SEIU 668
CHAPTER  4

 

PAST PRACTICE

While there is no universal definition of what constitutes a past practice, most arbitrators will ask themselves the following questions in attempting to determine if a binding practice exists in a given factual situation. If you get ‘YES’ answers to questions 1, 2, 3, and 4 and a ‘NO’ answer to question 5, a valid past practice probably exists.

 

1. Has the practice been in effect for a considerable length of time?

Take into consideration both the number of times the past practice has occurred and the length of time over which the event has occurred. In general, a practice must have been in effect for a period of time that was long enough for the parties to reasonably believe that the situation would be handled in the same way in similar circumstances. (One or two occurrences would not generally be considered a past practice.)

2. Is the alleged practice a consistently applied response to a given factual situation?

This does not mean that an isolated exception will “wipe-out” a past practice. If the parties have generally come to believe that a certain set of circumstances will result in a specific outcome, the consistency test has been met.

3. Is the practice considered a real benefit and not a gratuity?

This is a matter of judgment. However, if the employees can show an economic gain from the practice, it probably will be viewed as a real benefit.

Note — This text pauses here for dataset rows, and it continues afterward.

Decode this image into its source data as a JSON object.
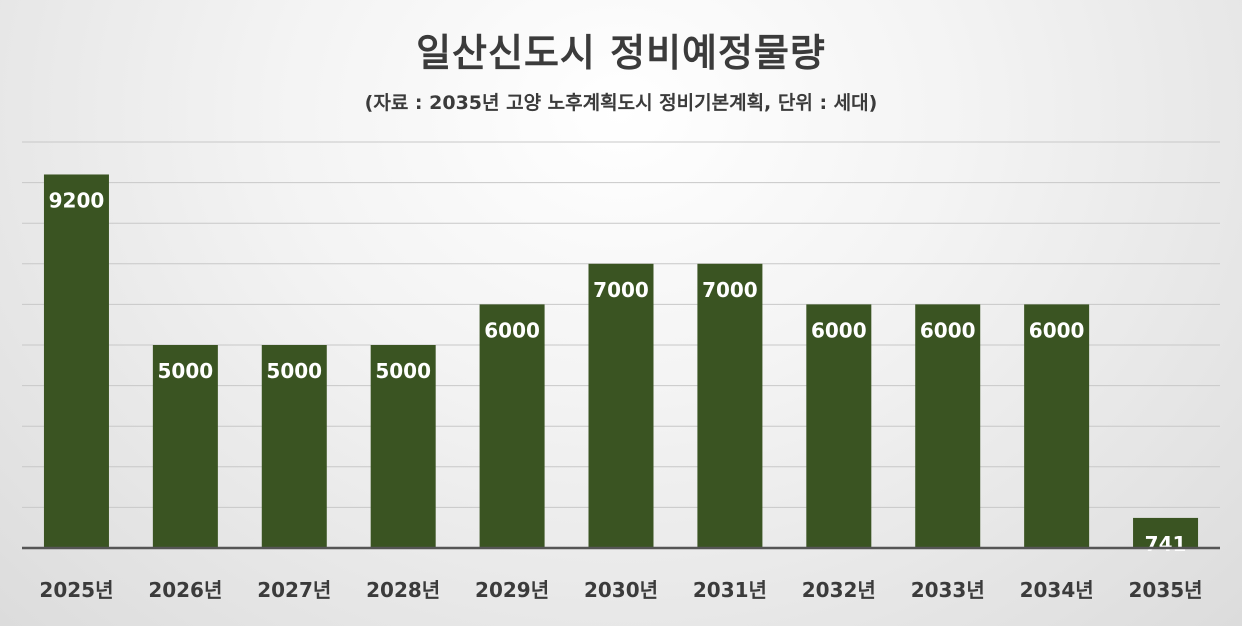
{
  "colors": {
    "bar": "#3a5422",
    "grid": "#c8c8c8",
    "axis": "#555555",
    "label": "#ffffff",
    "tick": "#3b3b3b"
  },
  "chart_data": {
    "type": "bar",
    "title": "일산신도시 정비예정물량",
    "subtitle": "(자료 : 2035년 고양 노후계획도시 정비기본계획, 단위 : 세대)",
    "categories": [
      "2025년",
      "2026년",
      "2027년",
      "2028년",
      "2029년",
      "2030년",
      "2031년",
      "2032년",
      "2033년",
      "2034년",
      "2035년"
    ],
    "values": [
      9200,
      5000,
      5000,
      5000,
      6000,
      7000,
      7000,
      6000,
      6000,
      6000,
      741
    ],
    "ylim": [
      0,
      10000
    ],
    "grid": true,
    "xlabel": "",
    "ylabel": ""
  }
}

4. Can the practice be shown to have been mutually accepted by the parties (either openly or tacitly)?

This requires a showing that both parties were cognizant of the practice and accepted it. Acceptance may be implied from long acquiescence.

5. Does the practice conflict with specific language in the Agreement or with specific language in the law?

If the Agreement or law clearly prohibits a specific act, the practice is not considered valid.